You flop 2 pair or better about 3.5% of the time. When that happens, you have a strong hand, but you might not get paid off, and you might not win. When you have a trash hand, it is not very valuable to flop one pair out of position. It is hard to get paid off by weaker hands, while you may have to pay off stronger ones.

Let's take a hand like A2o. Most bad players will not consider folding it from the small blind. It can easily be the only ace out there, flopping top pair means you don't have to worry about any overcards, A2o is only about a 70-30 underdog to KK, and it can make a straight using both cards. However, in 10-handed limit games, players lose an average of about 0.27 big bets when they are dealt A2o in the small blind, as compared with losing about 0.25 big bets by folding preflop rather than completing the small blind. While there are profitable times to play A2o from the small blind, players would be better off on average folding it every time rather than playing it as they do now. If A2o is often a close fold, then many weaker hands are easy folds.

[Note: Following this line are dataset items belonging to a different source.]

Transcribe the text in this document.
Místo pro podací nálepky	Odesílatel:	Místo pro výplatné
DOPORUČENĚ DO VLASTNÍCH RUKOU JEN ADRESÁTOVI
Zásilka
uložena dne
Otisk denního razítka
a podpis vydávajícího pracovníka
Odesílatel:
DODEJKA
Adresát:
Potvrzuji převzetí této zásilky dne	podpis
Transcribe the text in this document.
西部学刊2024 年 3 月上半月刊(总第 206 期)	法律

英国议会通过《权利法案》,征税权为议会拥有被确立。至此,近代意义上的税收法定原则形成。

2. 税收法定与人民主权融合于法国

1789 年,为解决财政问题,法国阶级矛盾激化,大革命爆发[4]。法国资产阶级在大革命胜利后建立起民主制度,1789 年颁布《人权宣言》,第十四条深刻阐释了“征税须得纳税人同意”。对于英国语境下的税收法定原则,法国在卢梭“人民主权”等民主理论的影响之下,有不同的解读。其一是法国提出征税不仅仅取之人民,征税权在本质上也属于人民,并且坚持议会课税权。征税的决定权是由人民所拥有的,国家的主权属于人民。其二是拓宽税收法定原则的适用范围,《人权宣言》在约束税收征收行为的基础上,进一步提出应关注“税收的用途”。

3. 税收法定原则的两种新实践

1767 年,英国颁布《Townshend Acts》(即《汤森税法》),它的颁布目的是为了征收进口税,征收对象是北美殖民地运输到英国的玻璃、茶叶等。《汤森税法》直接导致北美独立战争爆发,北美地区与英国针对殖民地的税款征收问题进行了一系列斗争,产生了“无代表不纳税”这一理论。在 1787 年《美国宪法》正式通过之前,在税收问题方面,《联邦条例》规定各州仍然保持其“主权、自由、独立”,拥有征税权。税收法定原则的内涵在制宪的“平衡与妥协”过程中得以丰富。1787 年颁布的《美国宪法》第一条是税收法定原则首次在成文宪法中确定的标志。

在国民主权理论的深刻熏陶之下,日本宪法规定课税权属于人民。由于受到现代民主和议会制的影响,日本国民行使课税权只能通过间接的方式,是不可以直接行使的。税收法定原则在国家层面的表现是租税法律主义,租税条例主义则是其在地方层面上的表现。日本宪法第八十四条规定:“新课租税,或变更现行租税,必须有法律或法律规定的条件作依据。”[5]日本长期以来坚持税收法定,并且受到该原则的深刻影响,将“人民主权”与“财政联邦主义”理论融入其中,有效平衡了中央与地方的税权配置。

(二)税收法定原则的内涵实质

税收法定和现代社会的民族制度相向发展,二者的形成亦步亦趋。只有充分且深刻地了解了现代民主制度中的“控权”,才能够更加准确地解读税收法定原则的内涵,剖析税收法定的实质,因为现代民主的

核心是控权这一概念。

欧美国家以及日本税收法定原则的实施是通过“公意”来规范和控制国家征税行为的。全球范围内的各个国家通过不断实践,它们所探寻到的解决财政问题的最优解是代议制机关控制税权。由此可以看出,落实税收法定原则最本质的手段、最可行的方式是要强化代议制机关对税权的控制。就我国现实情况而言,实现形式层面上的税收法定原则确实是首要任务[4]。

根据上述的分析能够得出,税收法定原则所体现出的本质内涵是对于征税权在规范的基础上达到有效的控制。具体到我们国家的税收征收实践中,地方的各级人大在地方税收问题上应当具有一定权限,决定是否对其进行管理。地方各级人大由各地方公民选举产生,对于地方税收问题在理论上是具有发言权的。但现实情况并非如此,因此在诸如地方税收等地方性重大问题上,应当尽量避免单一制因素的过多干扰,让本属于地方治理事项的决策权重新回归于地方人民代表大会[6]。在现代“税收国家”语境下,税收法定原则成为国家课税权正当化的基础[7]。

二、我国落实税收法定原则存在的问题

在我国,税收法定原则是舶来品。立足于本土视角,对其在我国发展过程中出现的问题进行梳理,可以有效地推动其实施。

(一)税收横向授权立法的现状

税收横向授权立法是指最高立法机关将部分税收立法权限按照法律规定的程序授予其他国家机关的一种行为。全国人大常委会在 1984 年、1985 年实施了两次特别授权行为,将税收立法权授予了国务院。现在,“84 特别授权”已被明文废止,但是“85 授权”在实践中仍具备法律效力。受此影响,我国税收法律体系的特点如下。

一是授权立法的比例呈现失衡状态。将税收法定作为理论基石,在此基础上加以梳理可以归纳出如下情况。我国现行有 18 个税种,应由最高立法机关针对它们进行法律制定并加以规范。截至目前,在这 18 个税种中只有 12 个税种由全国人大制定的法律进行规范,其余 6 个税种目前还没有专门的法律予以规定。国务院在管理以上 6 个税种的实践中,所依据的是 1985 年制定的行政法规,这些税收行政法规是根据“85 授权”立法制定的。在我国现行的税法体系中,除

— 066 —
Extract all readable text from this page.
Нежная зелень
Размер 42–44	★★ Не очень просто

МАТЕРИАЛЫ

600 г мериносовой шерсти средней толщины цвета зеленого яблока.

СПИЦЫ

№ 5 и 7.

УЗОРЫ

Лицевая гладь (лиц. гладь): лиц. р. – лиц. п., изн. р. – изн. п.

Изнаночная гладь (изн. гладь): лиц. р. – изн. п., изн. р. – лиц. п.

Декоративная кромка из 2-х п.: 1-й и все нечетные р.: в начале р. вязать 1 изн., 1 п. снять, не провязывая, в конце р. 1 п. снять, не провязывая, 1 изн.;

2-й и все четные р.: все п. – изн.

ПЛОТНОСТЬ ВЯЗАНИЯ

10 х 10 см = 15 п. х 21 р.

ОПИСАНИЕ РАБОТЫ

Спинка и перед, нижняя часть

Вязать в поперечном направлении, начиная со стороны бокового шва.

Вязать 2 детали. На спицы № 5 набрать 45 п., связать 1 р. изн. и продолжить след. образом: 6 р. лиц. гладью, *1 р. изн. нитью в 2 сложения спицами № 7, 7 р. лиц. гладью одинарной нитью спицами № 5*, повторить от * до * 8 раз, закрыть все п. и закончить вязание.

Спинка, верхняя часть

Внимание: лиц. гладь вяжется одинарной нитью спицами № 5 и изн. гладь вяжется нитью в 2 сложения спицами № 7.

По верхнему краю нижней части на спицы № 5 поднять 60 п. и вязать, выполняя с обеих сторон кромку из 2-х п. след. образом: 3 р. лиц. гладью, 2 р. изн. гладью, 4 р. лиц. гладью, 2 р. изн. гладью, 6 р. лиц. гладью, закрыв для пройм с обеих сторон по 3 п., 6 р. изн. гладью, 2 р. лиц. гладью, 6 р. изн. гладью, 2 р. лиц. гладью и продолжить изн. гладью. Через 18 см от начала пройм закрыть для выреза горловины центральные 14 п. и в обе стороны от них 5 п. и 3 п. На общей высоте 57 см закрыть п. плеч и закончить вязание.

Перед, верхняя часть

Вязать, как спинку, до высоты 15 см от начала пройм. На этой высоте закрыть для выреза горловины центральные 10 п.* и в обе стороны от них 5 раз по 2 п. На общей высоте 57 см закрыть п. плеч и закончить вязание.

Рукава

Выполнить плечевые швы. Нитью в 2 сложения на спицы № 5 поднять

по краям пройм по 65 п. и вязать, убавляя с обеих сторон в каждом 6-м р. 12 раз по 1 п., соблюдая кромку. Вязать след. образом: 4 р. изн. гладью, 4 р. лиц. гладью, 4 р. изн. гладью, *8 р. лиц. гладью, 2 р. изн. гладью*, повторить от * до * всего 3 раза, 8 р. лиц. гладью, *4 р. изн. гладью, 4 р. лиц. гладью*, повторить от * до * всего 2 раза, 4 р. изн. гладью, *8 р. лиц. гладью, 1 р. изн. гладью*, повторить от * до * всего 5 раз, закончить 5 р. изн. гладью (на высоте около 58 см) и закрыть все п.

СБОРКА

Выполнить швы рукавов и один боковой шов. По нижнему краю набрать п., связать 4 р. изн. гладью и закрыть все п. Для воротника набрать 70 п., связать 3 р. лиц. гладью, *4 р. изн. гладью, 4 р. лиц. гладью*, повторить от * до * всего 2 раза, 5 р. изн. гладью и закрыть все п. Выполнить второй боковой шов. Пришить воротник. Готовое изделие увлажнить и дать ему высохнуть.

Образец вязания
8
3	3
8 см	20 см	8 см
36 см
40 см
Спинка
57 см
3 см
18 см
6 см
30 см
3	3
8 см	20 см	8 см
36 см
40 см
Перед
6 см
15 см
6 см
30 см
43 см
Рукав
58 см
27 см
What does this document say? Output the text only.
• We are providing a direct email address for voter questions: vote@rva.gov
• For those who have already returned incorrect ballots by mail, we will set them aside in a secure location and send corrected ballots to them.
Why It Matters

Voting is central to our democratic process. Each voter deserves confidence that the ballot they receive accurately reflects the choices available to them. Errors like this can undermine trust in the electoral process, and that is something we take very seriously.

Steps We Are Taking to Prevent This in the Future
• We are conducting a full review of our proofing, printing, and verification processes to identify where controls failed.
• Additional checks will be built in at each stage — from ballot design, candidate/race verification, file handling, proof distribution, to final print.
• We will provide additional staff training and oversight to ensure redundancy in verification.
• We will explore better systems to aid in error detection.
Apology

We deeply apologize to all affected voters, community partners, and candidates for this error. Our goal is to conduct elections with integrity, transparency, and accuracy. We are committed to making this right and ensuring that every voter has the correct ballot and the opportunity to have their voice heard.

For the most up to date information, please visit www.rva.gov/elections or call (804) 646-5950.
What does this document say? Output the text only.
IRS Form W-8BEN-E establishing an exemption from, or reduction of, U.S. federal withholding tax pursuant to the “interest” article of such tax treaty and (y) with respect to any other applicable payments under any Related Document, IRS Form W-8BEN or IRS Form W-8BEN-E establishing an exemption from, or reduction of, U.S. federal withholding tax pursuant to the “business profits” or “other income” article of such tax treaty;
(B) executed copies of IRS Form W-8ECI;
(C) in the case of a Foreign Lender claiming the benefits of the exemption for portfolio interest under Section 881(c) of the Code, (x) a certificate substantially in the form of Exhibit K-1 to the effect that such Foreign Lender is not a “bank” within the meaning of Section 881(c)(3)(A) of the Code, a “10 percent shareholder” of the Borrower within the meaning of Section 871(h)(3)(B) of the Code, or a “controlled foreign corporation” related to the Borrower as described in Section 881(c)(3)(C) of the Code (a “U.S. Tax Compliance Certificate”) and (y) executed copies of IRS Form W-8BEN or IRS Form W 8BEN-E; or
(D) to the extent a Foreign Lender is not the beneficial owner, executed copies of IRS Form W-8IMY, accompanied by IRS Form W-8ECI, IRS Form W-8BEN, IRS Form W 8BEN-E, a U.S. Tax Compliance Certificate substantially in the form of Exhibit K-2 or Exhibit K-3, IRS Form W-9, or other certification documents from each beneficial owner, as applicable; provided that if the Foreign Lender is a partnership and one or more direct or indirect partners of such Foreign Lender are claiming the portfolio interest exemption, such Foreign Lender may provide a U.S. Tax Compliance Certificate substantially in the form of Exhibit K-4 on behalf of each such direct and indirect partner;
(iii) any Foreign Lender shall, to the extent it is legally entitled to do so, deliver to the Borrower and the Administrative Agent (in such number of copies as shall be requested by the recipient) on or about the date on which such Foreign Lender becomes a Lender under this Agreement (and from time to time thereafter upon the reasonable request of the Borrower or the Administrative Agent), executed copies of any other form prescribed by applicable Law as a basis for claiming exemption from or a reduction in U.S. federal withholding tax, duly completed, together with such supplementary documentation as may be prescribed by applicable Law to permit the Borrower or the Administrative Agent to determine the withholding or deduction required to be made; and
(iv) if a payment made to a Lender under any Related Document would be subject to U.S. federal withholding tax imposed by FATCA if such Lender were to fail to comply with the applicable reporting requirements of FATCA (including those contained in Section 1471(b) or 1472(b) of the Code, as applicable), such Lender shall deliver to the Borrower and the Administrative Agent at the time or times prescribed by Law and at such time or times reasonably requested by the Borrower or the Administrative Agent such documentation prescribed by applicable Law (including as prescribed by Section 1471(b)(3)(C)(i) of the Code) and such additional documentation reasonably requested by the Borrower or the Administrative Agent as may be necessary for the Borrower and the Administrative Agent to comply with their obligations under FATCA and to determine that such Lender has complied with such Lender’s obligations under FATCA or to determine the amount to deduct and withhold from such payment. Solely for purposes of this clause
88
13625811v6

In limit, whether the small blind is 1/3 or 1/2 or 2/3 of the big blind matters a lot. When it is 2/3, and the big blind is not raising frequently, completing is better than folding even with the worst trash. When the small blind is 1/2, I usually complete with many, but not all suited hands, and many offsuit connectors and 1-gappers. When the small blind is 1/3, and in NL, I require a decent hand to complete after limpers. I usually fold K9o and A7o. The positional disadvantage is large relative to the discount.

A common mistake is to imagine that you are getting good odds in multiway pots. There is a huge difference between getting odds to beat one player who can often be beaten with one pair, and getting odds that looks the same to try to come up with the best hand out of several. Offsuit disconnected hands do worse in multiway pots relative to par than they do in heads-up pots. That there are several players limping in should make you fold trash hands even faster than when you aren't getting odds that look as good, particularly if the limpers are somewhat selective.

"Position, position, position!"
"It's a kicker game."
These mantras argue against playing trash from the small blind.